Она сжалась и попятилась, испуганно смотря на него.
Последние слова Керза всплыли в памяти, словно в насмешку, но Вулкан не мог ничего поделать. Он уставился на нее полыхающими от ярости глазами. Это был монстр — сторона, которую он так тщательно пытался скрыть от летописцев. Его сердца стремительно бились, грудь вздымалась и опускалась, как гигантские мехи. Керз был прав: он убийца. Его вывели именно для этого.
Злость из-за того, что сотворил его брат, воспоминания о тех трупах, о детях… Они с такой силой захлестнули его, так отуманили, что свой следующий приказ Вулкан прошипел, наполняя воздух запахом пепла и золы:
— Оставь. Меня. В покое.
Сериф побежала вниз по склону.
Вулкан не удостоил ее провожающим взглядом. Он смотрел на горящие руины Хар-танна.
— Все закончится в огне, когда галактика начнет гореть, — сказал он, погружаясь в глубокую тоску. — И это пламя раздуем мы.
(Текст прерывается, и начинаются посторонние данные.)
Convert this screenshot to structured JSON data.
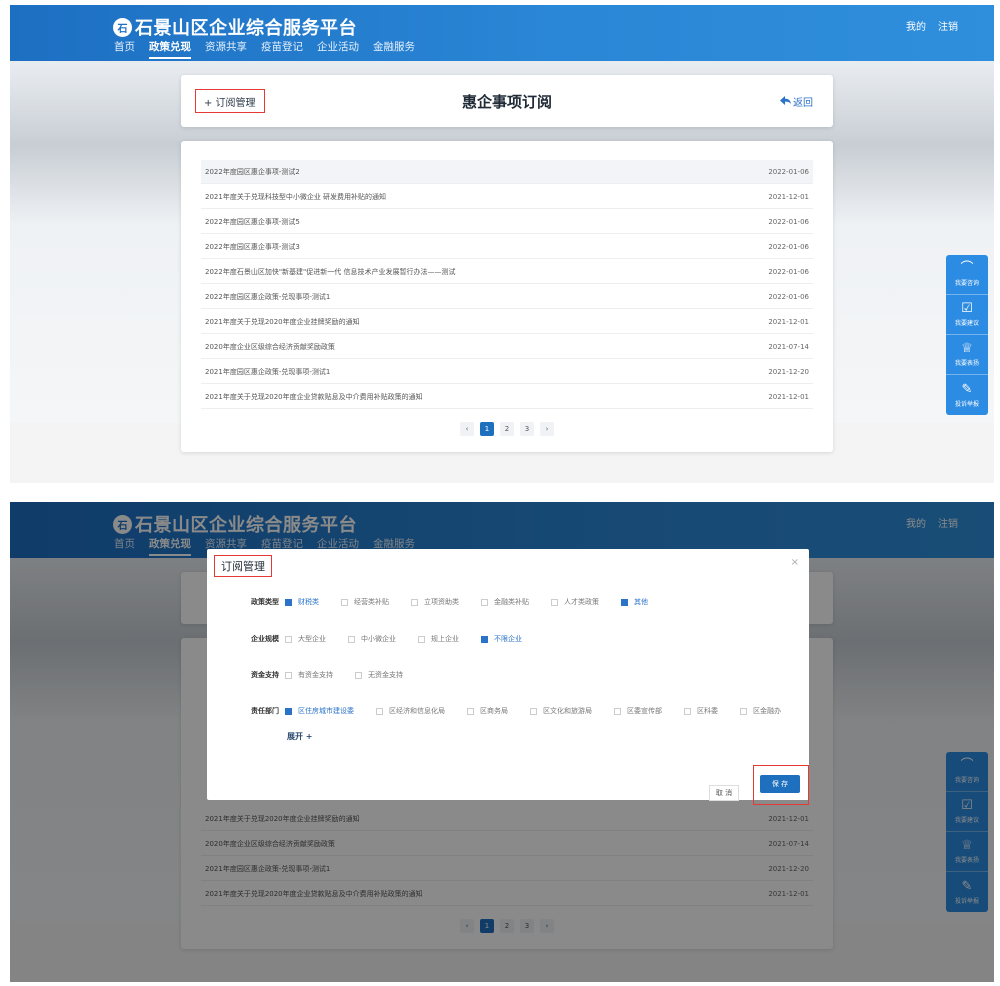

Когда я очнулся, меня ждала боль. Не в первый раз я с ней сталкивался, ибо был прирожденным воином, примархом. Но чтобы знать, как причинить примарху настоящую боль, нужно самому им быть.
Керз, должно быть, хорошо выучился, потому что боль переполняла мое тело. Она выдернула меня из бессознательного оцепенения в мир раздирающей нервы, раскаленной добела агонии. Мне доводилось стоять в жерле вулкана, я вынес испытание очищающим пламенем ядерного удара и остался жив. Но даже мне сейчас… было больно.
Я закричал, открывая глаза. Сквозь артериально-красную дымку виднелась камера, по размерам сравнимая с грузовым отсеком боевого транспортника. Она была черной, с круглыми металлическими стенами, лишенной каких-либо видимых дверей или проходов.
Первым делом уняв бешеное биение сердец, я замедлил дыхание. Шок и тяжелые раны тормозили попытки вернуть контроль над телом, но моя воля была сильней, и я восстановил некое подобие работоспособности.
Я заморгал, избавляясь от алого инея запекшейся крови, грязными линзами покрывшей мои глаза. Несмотря на протесты ноющих костей и конечностей, мне все же удалось подняться. Казалось, будто на спину давила нога титана.
Я нетвердо шагнул вперед, покачнулся и больно упал на колено. Я давно не вставал на ноги, но не знал, насколько давно. Даже с моим улучшенным зрением в камере было поразительно темно, и я потерял ощущение времени.
Я вновь поднялся, зашатался, но удержался на ногах. Простоял так несколько мгновений, — а может, и час, оценить время было сложно — пока дрожь не ослабла и в конце концов не пропала, и ко мне не начали возвращаться силы. Я сделал еще три шага, но тут меня отдернули назад кандалы, прикованные к стене. Я нахмурился, разглядывая цепи на запястьях и лодыжках так, словно видел их в первый раз. Еще одна крепилась к обручу на шее. Я потянул за одну из них для пробы, оценивая прочность. Цепь не поддалась. И даже обеими руками мне не удалось ее разорвать.